The only information gleaned from the Bible comes from the reports of former employees of The Hotel, who may have glanced at it while changing the room’s linens. These reports include mentions of the Drowning Chapel; the Gorbal plague cart; the Galvanic Angel; the false saint; the river under the Bridge of Sighs; the Lady Love Well; the High Street bone railway; the Panopticon Experiments; and the Milk of Mary. Many of these particular phrases are corroborated amongst several different people’s accounts, though what each of them actually are tends to vary wildly, leading to the conclusion that urban legends and Chinese-whispers have long since atrophied any usable accounts of the full contents of the Guide’s altered Bible.

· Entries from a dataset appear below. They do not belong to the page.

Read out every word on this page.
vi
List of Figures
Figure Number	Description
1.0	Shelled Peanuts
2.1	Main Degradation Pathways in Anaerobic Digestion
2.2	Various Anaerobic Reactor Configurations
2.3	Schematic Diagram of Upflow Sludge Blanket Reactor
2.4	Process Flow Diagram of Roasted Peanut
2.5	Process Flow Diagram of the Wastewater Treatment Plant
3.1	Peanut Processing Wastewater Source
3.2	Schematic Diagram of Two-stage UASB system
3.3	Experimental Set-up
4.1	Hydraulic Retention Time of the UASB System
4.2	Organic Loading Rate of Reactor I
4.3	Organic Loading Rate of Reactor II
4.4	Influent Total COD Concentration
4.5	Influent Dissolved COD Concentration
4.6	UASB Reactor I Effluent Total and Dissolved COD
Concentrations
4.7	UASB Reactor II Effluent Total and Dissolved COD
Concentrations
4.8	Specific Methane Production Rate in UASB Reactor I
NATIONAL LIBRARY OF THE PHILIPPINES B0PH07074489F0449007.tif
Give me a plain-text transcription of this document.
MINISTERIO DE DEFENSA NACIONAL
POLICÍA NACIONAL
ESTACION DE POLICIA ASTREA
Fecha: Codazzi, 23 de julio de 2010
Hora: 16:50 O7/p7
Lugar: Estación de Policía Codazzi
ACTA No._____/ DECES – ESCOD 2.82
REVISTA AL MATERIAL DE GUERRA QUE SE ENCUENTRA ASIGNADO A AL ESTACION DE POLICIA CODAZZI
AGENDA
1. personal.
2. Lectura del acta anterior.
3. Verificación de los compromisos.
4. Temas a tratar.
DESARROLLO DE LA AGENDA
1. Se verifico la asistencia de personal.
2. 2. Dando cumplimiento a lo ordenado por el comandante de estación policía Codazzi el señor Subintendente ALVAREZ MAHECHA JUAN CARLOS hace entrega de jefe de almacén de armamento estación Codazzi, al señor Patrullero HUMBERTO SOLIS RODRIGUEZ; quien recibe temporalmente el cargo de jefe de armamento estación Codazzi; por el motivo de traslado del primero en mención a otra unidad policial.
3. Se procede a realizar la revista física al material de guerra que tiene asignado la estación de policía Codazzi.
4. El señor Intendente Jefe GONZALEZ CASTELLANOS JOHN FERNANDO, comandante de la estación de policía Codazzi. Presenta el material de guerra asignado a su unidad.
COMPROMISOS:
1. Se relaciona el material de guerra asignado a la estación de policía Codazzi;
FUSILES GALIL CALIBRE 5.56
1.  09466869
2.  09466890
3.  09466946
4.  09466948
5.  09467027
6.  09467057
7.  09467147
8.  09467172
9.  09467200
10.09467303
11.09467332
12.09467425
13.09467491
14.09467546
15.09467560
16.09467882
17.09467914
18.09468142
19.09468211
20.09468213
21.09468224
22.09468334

Unfortunately, it is impossible to check the Bible for oneself. The Hotel is gone now; ripped down and smashed to pieces as of June of this year, with new city-center residential developments and a shopping center being built atop it: rumourmongers are quick to theorise that it is no coincidence that the Hotel was demolished just as Glasgow’s strange phenomena were gaining more widespread attention. The whereabouts of the Bible are unknown: even prior to the Hotel’s destruction, members of staff at the Hotel were unable to definitively locate either the room the Guides used, nor the bible it supposedly housed. Having checked every Gideon Bible inside the hotel, I can confirm not one contained any of the Guides’ records.